Intense Pulsed Light (IPL) Goes beyond traditional creams and major surgeries to improve sun-damaged skin and other facial concerns safely and effectively with minimal down time or interference with an active lifestyle. The passage of time and the pleasures and stresses of daily life, along with environmental pollution can cause changes to our skin such as:
- Sun and Smoke Damage
- Enlarged Pores
- Broken Capillaries
- Mild Acne Scars
- Fine Lines & Wrinkles
- Pigmented Freckles and Age Spots
- Dull Complexions
- Uneven Pigmentation
- Liver Spots
Often known as liver spots, these are an all too visible reminder of the passing of time. Age spots appear in people over 40 although younger people can be affected as well. If you have noticed several flat brown or black spots on your face, hands, arms and shoulders then these are likely to be age spots.
Causes of age spots
The ageing process is the main reason hence the name. But they also occur from years of exposure to direct sunlight, often as a result of sunbathing or heavy use of sunbeds. Constant exposure to ultraviolet (UV) rays changes the colour of skin, turning it to a light or dark brown colour.

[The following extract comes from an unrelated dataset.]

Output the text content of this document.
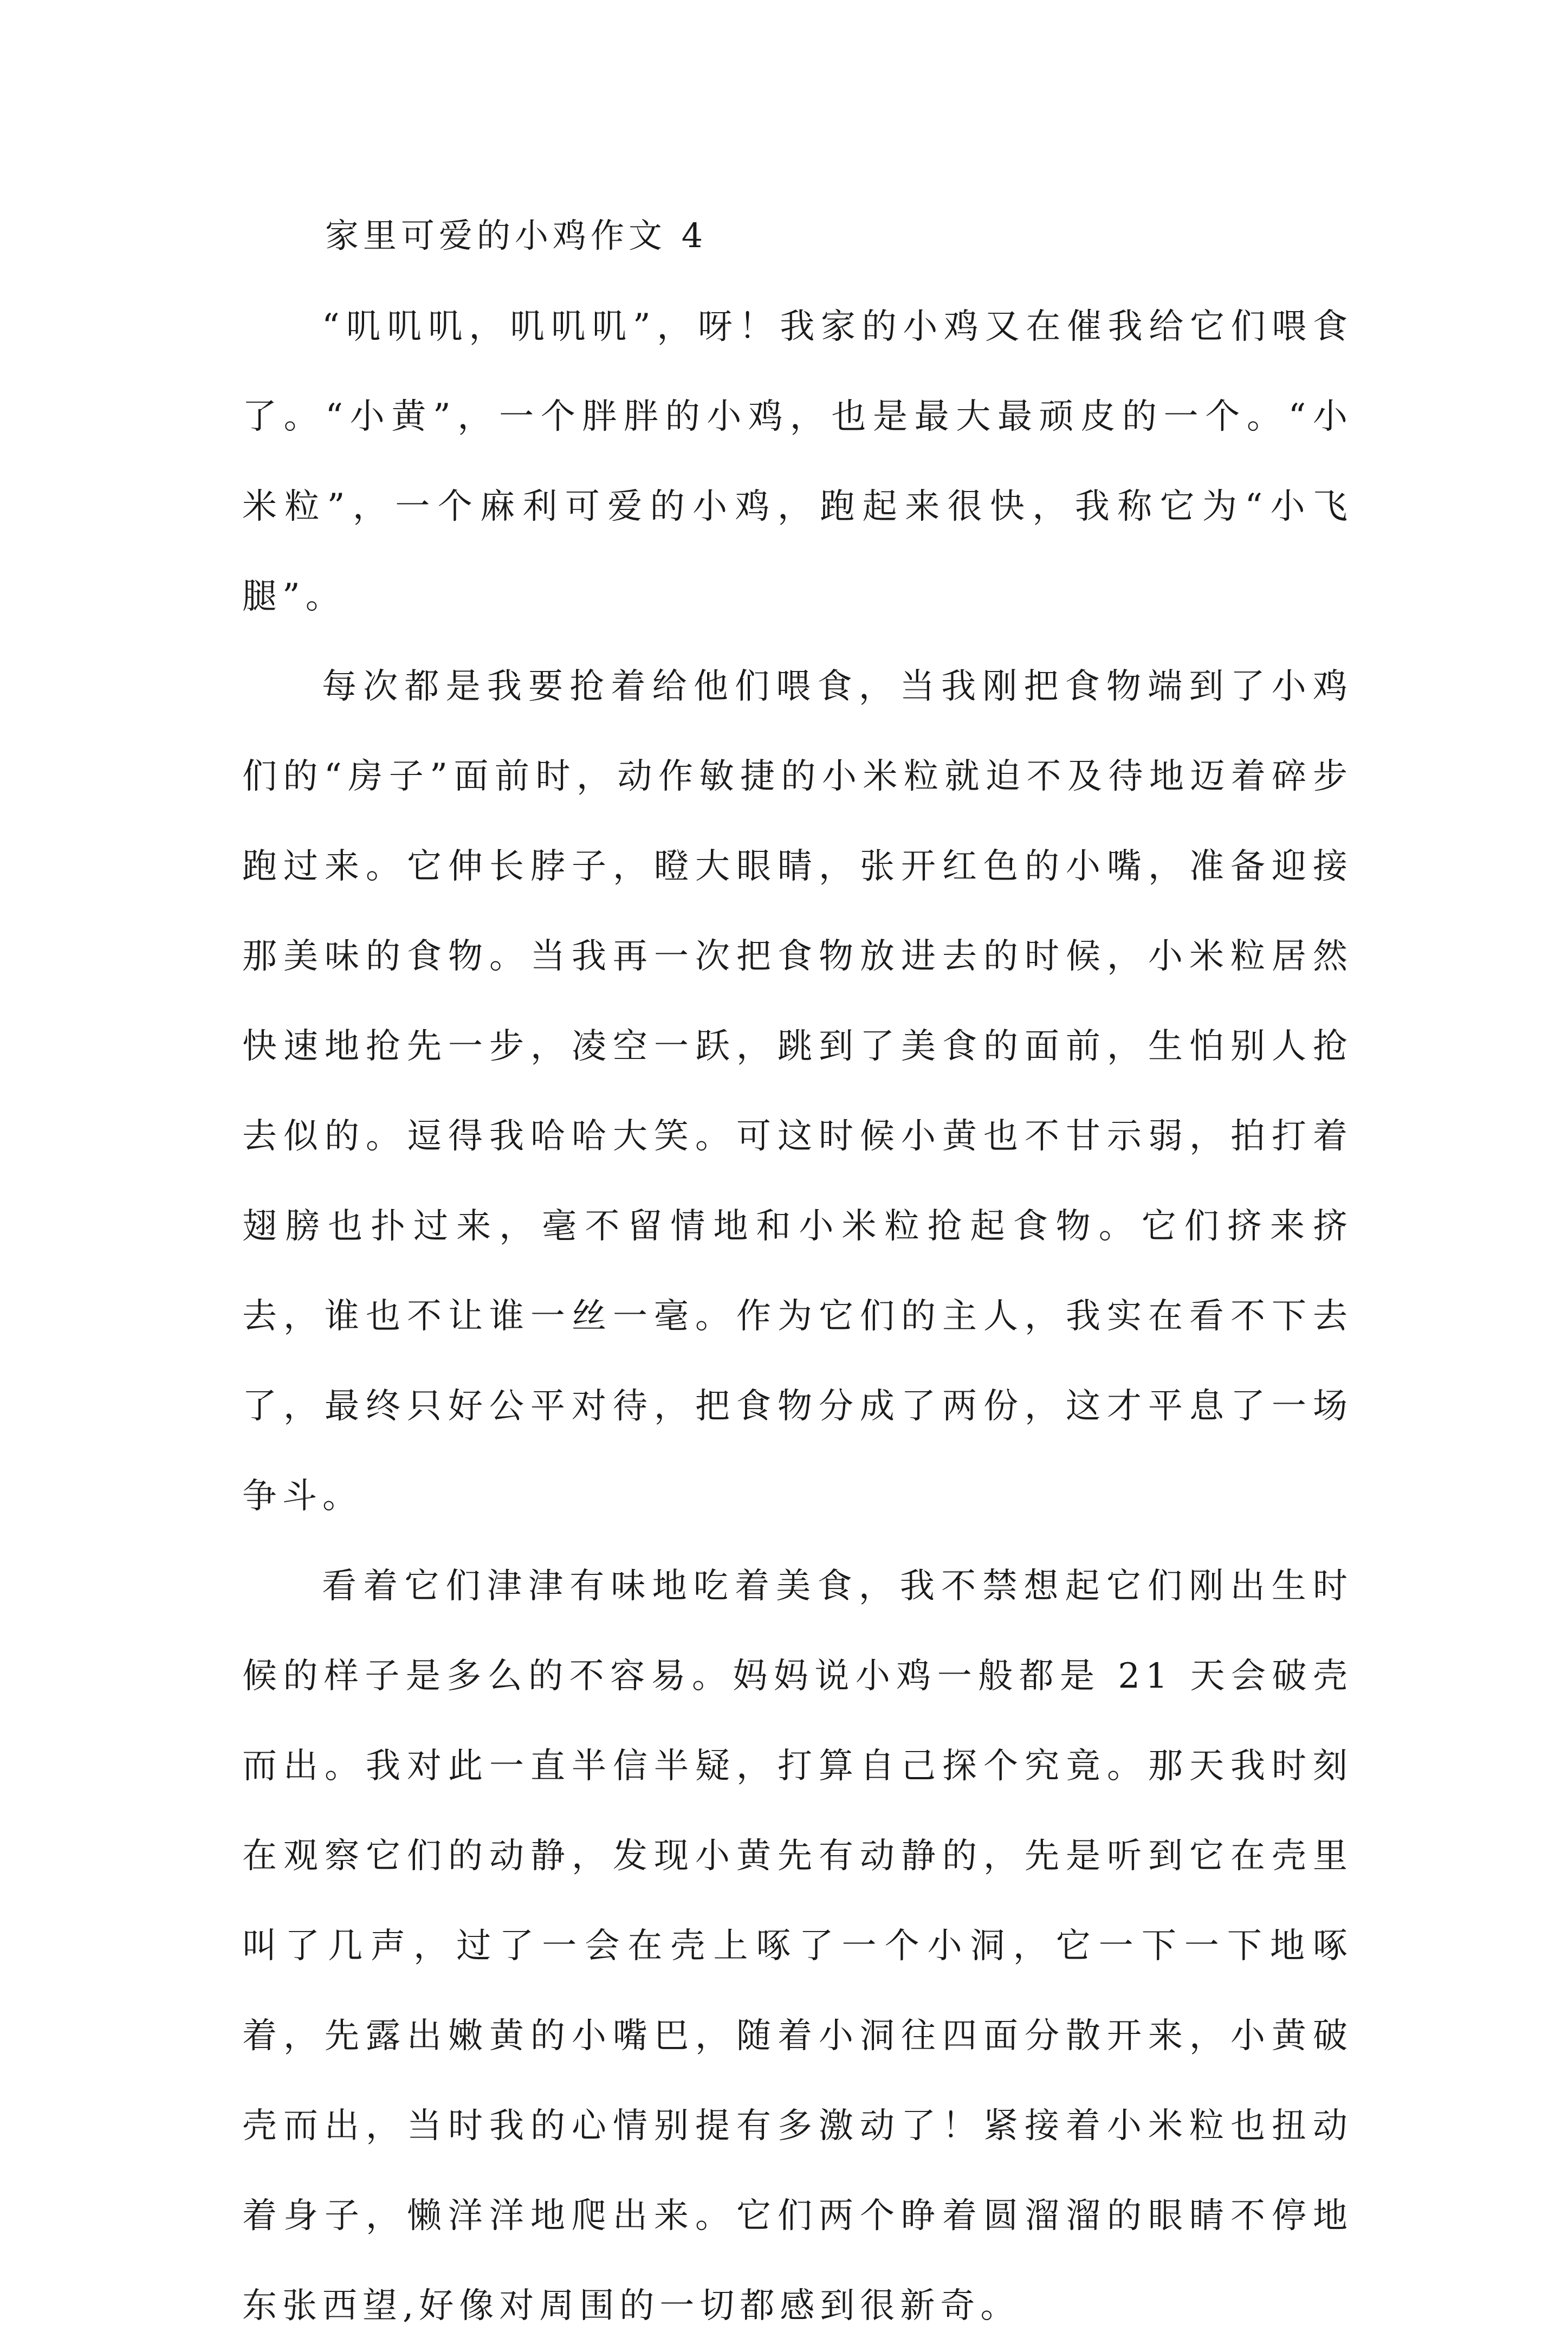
家里可爱的小鸡作文 4

“叽叽叽，叽叽叽”，呀！我家的小鸡又在催我给它们喂食了。“小黄”，一个胖胖的小鸡，也是最大最顽皮的一个。“小米粒”，一个麻利可爱的小鸡，跑起来很快，我称它为“小飞腿”。

每次都是我要抢着给他们喂食，当我刚把食物端到了小鸡们的“房子”面前时，动作敏捷的小米粒就迫不及待地迈着碎步跑过来。它伸长脖子，瞪大眼睛，张开红色的小嘴，准备迎接那美味的食物。当我再一次把食物放进去的时候，小米粒居然快速地抢先一步，凌空一跃，跳到了美食的面前，生怕别人抢去似的。逗得我哈哈大笑。可这时候小黄也不甘示弱，拍打着翅膀也扑过来，毫不留情地和小米粒抢起食物。它们挤来挤去，谁也不让谁一丝一毫。作为它们的主人，我实在看不下去了，最终只好公平对待，把食物分成了两份，这才平息了一场争斗。

看着它们津津有味地吃着美食，我不禁想起它们刚出生时候的样子是多么的不容易。妈妈说小鸡一般都是 21 天会破壳而出。我对此一直半信半疑，打算自己探个究竟。那天我时刻在观察它们的动静，发现小黄先有动静的，先是听到它在壳里叫了几声，过了一会在壳上啄了一个小洞，它一下一下地啄着，先露出嫩黄的小嘴巴，随着小洞往四面分散开来，小黄破壳而出，当时我的心情别提有多激动了！紧接着小米粒也扭动着身子，懒洋洋地爬出来。它们两个睁着圆溜溜的眼睛不停地东张西望,好像对周围的一切都感到很新奇。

This is fine when you are young but as you get older your skin is less effective at regeneration as a result of sun exposure which leads to the formation of age spots. Plus your skin is thinner and more fragile as you age which increases this risk.
Genetics also plays a part. If your parents or a close family member has age spots then you will have inherited this condition.
Who is more at risk of age spots?
Apart from genetic factors; if you have fair skin or are a keen sun worshipper then you are more likely to develop this condition. But statistically, anyone can get age spots.
Age spots do not determine your age: what they are is the consequences of years of exposure to the sun, i.e. tanning. So think carefully the next time you decide to bag some rays whilst on holiday.
Symptoms of age spots
These spots are flat, oval shaped objects which are brown, black or even grey in colour. They vary in size and develop in areas which are most exposed to the sun, e.g. hands. They develop on the arms, shoulders, back, chest and neck as single spots or in groups.
Diagnosing age spots
These are diagnosed via a skin biopsy and a physical examination by your GP.
There are other skin conditions which display symptoms that are very similar to age spots. These include seborrheic keratosis (benign skin growths) and moles. But an examination plus a biopsy will rule these out.